Tropikalny las deszczowy "El Yunque" w Puerto Rico położony jest w północno-wschodniej części wyspy, na zboczach gór Sierra de Luquillo. Jest to jedyny las deszczowy w  systemie lasów narodowych US. Z uwagi na jego położenie - na południe od zwrotnika Raka - nie występuje tu pora sucha i deszczowa. Deszcz pada przez cały rok. Zazwyczaj są to 10-15 minutowe obfite opady, po których wychodzi słońce, a niebo staje się znowu cudownie niebieskie.

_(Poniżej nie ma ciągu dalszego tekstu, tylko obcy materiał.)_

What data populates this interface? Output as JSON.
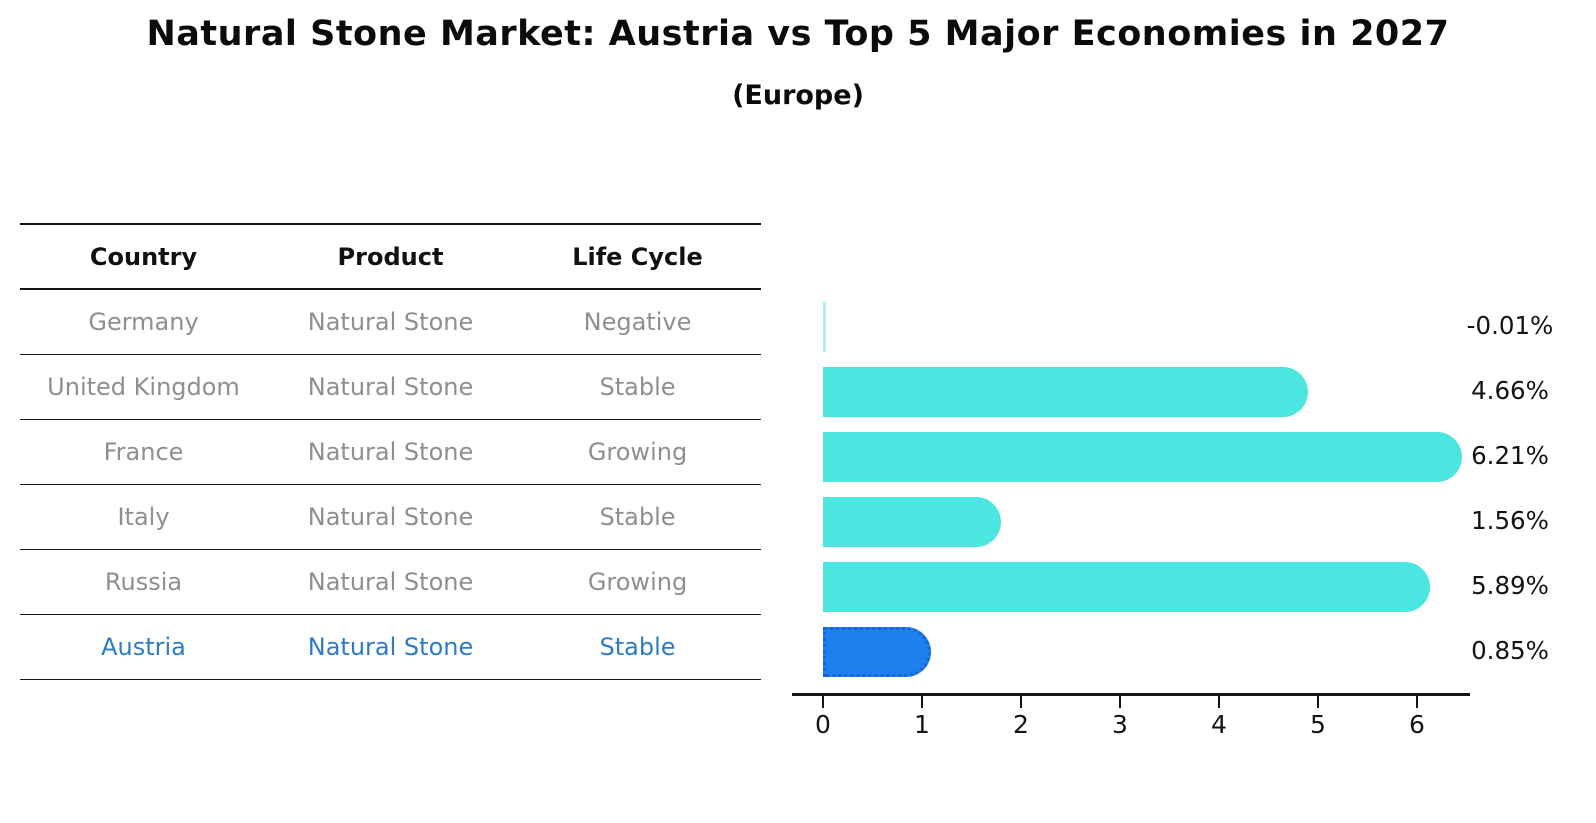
{
  "title": "Natural Stone Market: Austria vs Top 5 Major Economies in 2027",
  "subtitle": "(Europe)",
  "table": {
    "headers": [
      "Country",
      "Product",
      "Life Cycle"
    ],
    "rows": [
      {
        "country": "Germany",
        "product": "Natural Stone",
        "life_cycle": "Negative",
        "highlight": false
      },
      {
        "country": "United Kingdom",
        "product": "Natural Stone",
        "life_cycle": "Stable",
        "highlight": false
      },
      {
        "country": "France",
        "product": "Natural Stone",
        "life_cycle": "Growing",
        "highlight": false
      },
      {
        "country": "Italy",
        "product": "Natural Stone",
        "life_cycle": "Stable",
        "highlight": false
      },
      {
        "country": "Russia",
        "product": "Natural Stone",
        "life_cycle": "Growing",
        "highlight": true
      },
      {
        "country": "Austria",
        "product": "Natural Stone",
        "life_cycle": "Stable",
        "highlight": true
      }
    ]
  },
  "chart_data": {
    "type": "bar",
    "orientation": "horizontal",
    "title": "Natural Stone Market: Austria vs Top 5 Major Economies in 2027",
    "subtitle": "(Europe)",
    "categories": [
      "Germany",
      "United Kingdom",
      "France",
      "Italy",
      "Russia",
      "Austria"
    ],
    "values": [
      -0.01,
      4.66,
      6.21,
      1.56,
      5.89,
      0.85
    ],
    "value_labels": [
      "-0.01%",
      "4.66%",
      "6.21%",
      "1.56%",
      "5.89%",
      "0.85%"
    ],
    "x_ticks": [
      0,
      1,
      2,
      3,
      4,
      5,
      6
    ],
    "xlim": [
      -0.3,
      6.55
    ],
    "grid": false,
    "legend": false,
    "bar_color": "#4be6e0",
    "highlight_bar_color": "#1e80eb",
    "highlight_index": 5,
    "highlight_text_color": "#2e7bc4",
    "xlabel": "",
    "ylabel": ""
  }
}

W lesie znajduje się kilka szlaków prowadzących w głąb bujnej zieleni. Przy wejściach na szlaki znajdują się parkingi - jak przystało na amerykański styl dojeżdżania wszędzie samochodem.  Ma to swój plus - oszczędza czas i nogi.

Wybierając się do "El Yunque":

1. Pamiętaj o spray'u na insekty. Spryskaj się przed wejściem do lasu (o ile nie zrobiłeś tego wcześniej). Nie ma co wracać z wakacji z przenoszoną przez komary ziką, czy dengą. Na szczęście jadowite zwierzęta tu nie dotarły.

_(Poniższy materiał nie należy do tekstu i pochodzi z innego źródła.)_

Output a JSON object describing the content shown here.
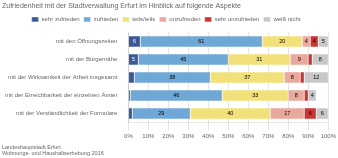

2. Nie reaguj na coś, co wydaje Ci się, że jest rozrzuconymi wszędzie po lesie gazetami. Nikt nie naśmiecił. To są liście.

3. Jeśli jesteś morsem lub po prostu uwielbiasz kąpać się w lodowatej wodzie (czyli jesteś morsem), to koniecznie weź ze sobą kostium kąpielowy/kąpielówki. Wykorzystaj pod "La Mina Falls". Zanim się dostaniesz pod sam wodospad, czeka Cię przejście po podwodnych, śliskich głazach. Ostrożnie!

4. Ubierz odpowiednie buty. Trasa prowadząca do "La Mina Falls" jest bardzo śliska. Z moich obserwacji wynika, że osoby idące tam w klapkach są bardziej czujne i upadają rzadziej niż te w butach sportowych. Uważaj na każdy krok. Staraj się nie wywrócić i nie spłoszyć Amerykanki idącej za Tobą, bo jej czas zejścia może się potem wydłużyć do kilku godzin (normalnie zajmuje około 15 minut).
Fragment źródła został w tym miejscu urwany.